You may need to adjust the sensitivity of the detector. You could use resistors and such but you can also alter the amount of wire exposed to the water, and the distance across the gap.
 

wayneh

Joined Sep 9, 2010
17,498
Edit, actually I think I had something reversed. link should update. I think I will give that a try.
The diode is configured to pass current all the time and bypass the relay. It needs to be turned around.

And the signal going to the switch (detector gap) should be coming from the +12 pole, not ground. Otherwise it's good.

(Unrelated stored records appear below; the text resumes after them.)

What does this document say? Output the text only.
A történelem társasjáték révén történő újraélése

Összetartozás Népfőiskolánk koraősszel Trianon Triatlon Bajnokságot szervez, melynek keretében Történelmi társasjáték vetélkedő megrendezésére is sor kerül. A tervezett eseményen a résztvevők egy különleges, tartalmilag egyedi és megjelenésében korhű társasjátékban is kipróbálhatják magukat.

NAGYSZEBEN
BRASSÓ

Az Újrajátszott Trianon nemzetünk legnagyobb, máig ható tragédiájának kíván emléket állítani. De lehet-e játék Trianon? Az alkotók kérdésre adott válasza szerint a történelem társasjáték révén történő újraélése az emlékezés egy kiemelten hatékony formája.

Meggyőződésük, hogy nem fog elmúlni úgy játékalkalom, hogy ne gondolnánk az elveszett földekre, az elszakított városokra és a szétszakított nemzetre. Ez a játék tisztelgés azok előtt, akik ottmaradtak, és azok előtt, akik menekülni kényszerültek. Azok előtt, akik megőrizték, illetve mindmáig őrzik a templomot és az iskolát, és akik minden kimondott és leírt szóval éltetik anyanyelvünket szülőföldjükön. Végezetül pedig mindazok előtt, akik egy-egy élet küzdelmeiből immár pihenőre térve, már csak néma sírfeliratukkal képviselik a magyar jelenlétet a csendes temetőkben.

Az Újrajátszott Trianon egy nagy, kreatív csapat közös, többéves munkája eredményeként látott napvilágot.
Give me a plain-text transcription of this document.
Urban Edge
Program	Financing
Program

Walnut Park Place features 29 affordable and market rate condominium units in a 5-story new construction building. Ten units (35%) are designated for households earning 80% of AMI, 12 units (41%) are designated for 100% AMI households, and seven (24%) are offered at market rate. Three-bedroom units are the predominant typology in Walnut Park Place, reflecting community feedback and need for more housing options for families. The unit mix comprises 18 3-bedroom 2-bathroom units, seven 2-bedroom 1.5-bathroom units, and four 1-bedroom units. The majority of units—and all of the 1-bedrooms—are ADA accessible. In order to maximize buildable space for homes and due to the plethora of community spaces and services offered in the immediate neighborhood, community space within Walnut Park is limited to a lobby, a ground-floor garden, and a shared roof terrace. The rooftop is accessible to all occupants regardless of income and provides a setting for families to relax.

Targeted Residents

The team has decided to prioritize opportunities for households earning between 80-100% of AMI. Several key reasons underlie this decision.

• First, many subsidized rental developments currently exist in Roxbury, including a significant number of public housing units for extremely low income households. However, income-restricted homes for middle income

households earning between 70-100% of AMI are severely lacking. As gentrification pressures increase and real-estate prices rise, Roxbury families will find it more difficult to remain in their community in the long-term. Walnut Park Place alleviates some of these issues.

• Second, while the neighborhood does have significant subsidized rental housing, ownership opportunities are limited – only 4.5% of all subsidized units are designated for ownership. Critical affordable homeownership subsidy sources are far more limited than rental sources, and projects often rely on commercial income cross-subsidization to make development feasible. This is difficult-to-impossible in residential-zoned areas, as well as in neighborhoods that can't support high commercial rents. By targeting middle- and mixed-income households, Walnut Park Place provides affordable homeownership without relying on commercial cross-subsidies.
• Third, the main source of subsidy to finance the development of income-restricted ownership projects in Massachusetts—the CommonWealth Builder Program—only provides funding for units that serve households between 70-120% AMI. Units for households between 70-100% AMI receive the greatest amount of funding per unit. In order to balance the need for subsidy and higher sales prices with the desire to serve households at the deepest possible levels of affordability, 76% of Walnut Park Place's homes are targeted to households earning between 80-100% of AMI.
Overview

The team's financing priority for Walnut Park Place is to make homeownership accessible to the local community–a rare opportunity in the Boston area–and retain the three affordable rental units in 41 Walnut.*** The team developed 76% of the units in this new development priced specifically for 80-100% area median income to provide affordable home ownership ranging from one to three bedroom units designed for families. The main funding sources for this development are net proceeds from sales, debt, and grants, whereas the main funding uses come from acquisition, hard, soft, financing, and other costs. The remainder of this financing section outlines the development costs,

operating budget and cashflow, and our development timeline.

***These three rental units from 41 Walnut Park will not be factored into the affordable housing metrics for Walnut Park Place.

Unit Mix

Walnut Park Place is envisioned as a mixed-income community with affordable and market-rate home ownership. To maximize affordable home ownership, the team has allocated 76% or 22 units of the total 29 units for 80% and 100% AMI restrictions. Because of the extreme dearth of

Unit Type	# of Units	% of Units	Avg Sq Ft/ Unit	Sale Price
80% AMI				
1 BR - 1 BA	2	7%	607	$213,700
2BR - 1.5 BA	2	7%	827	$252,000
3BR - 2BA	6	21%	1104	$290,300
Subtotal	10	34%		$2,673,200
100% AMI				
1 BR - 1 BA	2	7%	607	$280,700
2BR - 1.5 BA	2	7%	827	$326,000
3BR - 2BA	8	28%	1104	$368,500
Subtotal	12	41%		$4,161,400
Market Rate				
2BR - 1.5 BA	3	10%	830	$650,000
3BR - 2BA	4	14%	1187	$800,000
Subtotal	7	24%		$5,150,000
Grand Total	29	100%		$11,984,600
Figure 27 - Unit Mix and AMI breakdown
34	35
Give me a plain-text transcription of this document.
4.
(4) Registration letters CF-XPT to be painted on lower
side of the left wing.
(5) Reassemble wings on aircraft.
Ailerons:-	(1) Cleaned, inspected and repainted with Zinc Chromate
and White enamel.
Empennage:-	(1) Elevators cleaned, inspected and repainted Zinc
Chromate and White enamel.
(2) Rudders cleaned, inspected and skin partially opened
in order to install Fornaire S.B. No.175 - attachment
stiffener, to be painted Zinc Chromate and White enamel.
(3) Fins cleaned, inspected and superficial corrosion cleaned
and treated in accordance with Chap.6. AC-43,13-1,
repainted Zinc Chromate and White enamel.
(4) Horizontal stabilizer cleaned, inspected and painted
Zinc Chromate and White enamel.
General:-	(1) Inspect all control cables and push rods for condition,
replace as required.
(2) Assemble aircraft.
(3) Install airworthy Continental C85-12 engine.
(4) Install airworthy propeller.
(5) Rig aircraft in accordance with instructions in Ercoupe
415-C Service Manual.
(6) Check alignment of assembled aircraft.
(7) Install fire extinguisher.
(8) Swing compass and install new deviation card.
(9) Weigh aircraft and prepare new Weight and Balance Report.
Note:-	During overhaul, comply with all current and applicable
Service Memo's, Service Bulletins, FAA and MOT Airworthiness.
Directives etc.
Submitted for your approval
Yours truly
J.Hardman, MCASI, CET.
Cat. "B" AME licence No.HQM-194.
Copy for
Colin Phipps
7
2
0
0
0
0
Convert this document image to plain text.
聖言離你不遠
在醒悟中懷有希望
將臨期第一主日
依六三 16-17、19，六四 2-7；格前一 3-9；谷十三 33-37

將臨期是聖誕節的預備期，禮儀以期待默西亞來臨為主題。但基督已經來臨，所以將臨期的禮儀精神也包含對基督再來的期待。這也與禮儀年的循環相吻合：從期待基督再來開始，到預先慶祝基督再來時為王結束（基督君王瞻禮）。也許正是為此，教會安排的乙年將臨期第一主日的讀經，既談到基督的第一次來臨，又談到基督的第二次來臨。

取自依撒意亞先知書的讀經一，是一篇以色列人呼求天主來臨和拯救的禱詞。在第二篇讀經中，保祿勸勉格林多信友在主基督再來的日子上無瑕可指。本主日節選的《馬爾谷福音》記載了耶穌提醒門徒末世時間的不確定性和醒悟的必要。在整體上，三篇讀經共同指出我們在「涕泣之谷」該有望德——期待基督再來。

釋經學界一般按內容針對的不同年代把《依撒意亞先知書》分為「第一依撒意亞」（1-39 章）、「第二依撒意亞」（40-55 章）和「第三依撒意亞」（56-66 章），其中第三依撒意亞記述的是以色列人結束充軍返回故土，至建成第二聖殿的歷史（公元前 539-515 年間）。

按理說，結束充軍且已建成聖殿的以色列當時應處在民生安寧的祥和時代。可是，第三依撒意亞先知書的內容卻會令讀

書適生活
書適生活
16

Dave, the transistor he chose at RS is a darlington.
 

Thread Starter

brodie4416

Joined May 17, 2013
9
It appears to be working! I do have some inconsistencies but I think that is because the relay won't sit flat on the breadboard, so I'm going to go ahead and solder it and hope that stops happening!

Thanks again.
 

Thread Starter

brodie4416

Joined May 17, 2013
9
Actually it has stopped working... I tried to move the circuit to get it put inside an enclosure and some parts fell off, now I cannot get it working again, I think my diagram is wrong. I also think I should probably have a resistor between the transistor and ground?

https://www.circuitlab.com/circuit/5jxz68/waterdetector/

It is strange to me that I can get 12V on one side of the relay (the side with 12V wired to it, no surprise) but on the other side of the relay, I can get less than 1V on the voltmeter...
 

wayneh

Joined Sep 9, 2010
17,498
The diagram looks good, assuming the diode is actually connected.

The transistor controls the path to ground for the power through the relay. It makes sense that you should see 12V on the high side of it since it is connected directly to the battery.

If you are seeing 12V across the opposite poles of the relay, it should be activated. If it is not, I'm sad to say it may have burnt out. But maybe things will look differently in the light of day.